Quand nous lisons, notre imaginaire se met en route et va à la rencontre de l’auteur, le rejoint sur son terrain créatif. Ici, c’est l’imaginaire d’Eric Meije qui vient à nous et de lecteur nous devenons spectateur. Nous devenons « voyeur ». C’est une des grandes forces de ce récit.

L’écriture d’Eric Meije est simple avec de longues phrases dont le rythme met en haleine, l’image est en perpétuel mouvement avec des sensations de gros plans, de digressions, pour revenir ensuite au sujet premier. J’ai été très frappée par ce style et je rejoins ce qui a été mentionné en préambule au récit. L’écriture est cinématographique.

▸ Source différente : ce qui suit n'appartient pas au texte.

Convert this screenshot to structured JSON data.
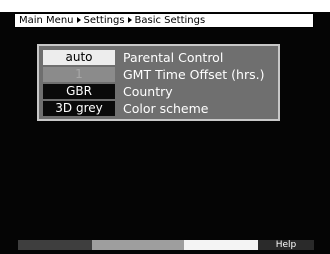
{
  "breadcrumb": {
    "items": [
      "Main Menu",
      "Settings",
      "Basic Settings"
    ]
  },
  "menu": {
    "rows": [
      {
        "value": "auto",
        "label": "Parental Control",
        "state": "selected"
      },
      {
        "value": "1",
        "label": "GMT Time Offset (hrs.)",
        "state": "disabled"
      },
      {
        "value": "GBR",
        "label": "Country",
        "state": "normal"
      },
      {
        "value": "3D grey",
        "label": "Color scheme",
        "state": "normal"
      }
    ]
  },
  "color_keys": {
    "red_label": "",
    "green_label": "",
    "yellow_label": "",
    "blue_label": "Help"
  }
}
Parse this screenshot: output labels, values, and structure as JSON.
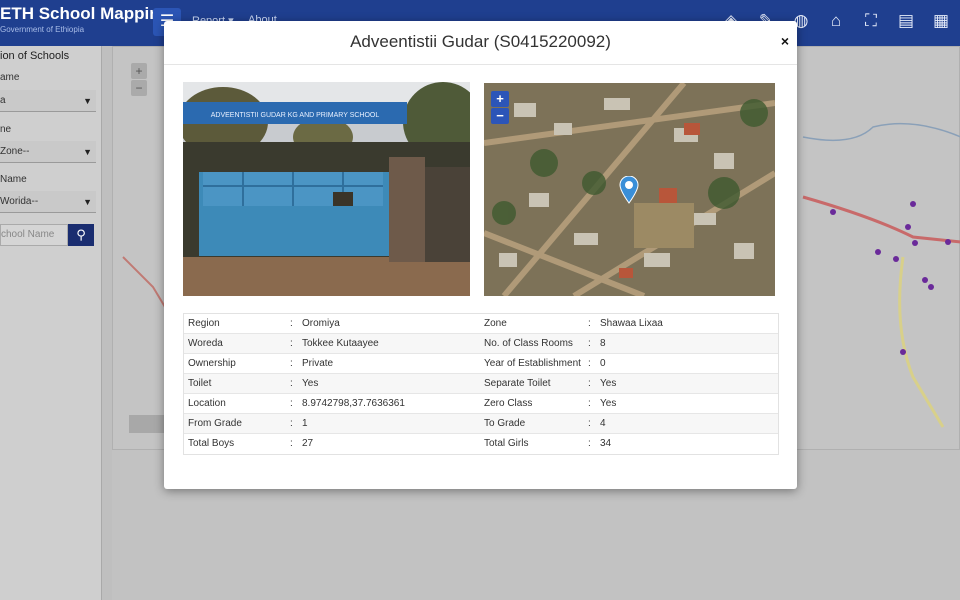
{
  "app": {
    "brand_title": "ETH School Mapping",
    "brand_subtitle": "Government of Ethiopia",
    "menu_icon": "hamburger-icon",
    "nav_links": [
      "Report ▾",
      "About"
    ],
    "nav_icons": [
      "layers-icon",
      "pencil-icon",
      "globe-icon",
      "home-icon",
      "fullscreen-icon",
      "map-icon",
      "layers-alt-icon"
    ]
  },
  "sidebar": {
    "title": "ion of Schools",
    "region_label": "ame",
    "region_value": "a",
    "zone_label": "ne",
    "zone_value": " Zone--",
    "woreda_label": "Name",
    "woreda_value": " Worida--",
    "search_placeholder": "chool Name"
  },
  "modal": {
    "title": "Adveentistii Gudar (S0415220092)",
    "close_label": "×",
    "photo_sign_text": "ADVEENTISTII GUDAR KG AND PRIMARY SCHOOL",
    "map_zoom_in": "+",
    "map_zoom_out": "−",
    "map_marker_icon": "map-marker-icon",
    "rows": [
      {
        "l1": "Region",
        "v1": "Oromiya",
        "l2": "Zone",
        "v2": "Shawaa Lixaa"
      },
      {
        "l1": "Woreda",
        "v1": "Tokkee Kutaayee",
        "l2": "No. of Class Rooms",
        "v2": "8"
      },
      {
        "l1": "Ownership",
        "v1": "Private",
        "l2": "Year of Establishment",
        "v2": "0"
      },
      {
        "l1": "Toilet",
        "v1": "Yes",
        "l2": "Separate Toilet",
        "v2": "Yes"
      },
      {
        "l1": "Location",
        "v1": "8.9742798,37.7636361",
        "l2": "Zero Class",
        "v2": "Yes"
      },
      {
        "l1": "From Grade",
        "v1": "1",
        "l2": "To Grade",
        "v2": "4"
      },
      {
        "l1": "Total Boys",
        "v1": "27",
        "l2": "Total Girls",
        "v2": "34"
      }
    ],
    "colon": ":"
  },
  "colors": {
    "navbar": "#1f3f8f",
    "accent": "#2c55b8",
    "marker": "#6a2a9a"
  }
}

Ces Retours difficiles dégagent une atmosphère pesante. Certes, nous ressentons l’angoisse de ce petit garçon ayant peine à retourner au pensionnat – comment ne pas l’être avec l’évocation des châtiments ? - mais nous sommes également gênés par la normalité d’un contexte qui est tout sauf normal. C’est cette évocation d’acceptation qui est dérangeante. Soumission à une autorité quelle qu’elle soit, quoiqu’elle exige. Le passage évoquant son amour pour son père est très éloquent. Ces répétitions de mots tel que « père », ces insistances, sont comme des martèlements jusqu’à assimilation.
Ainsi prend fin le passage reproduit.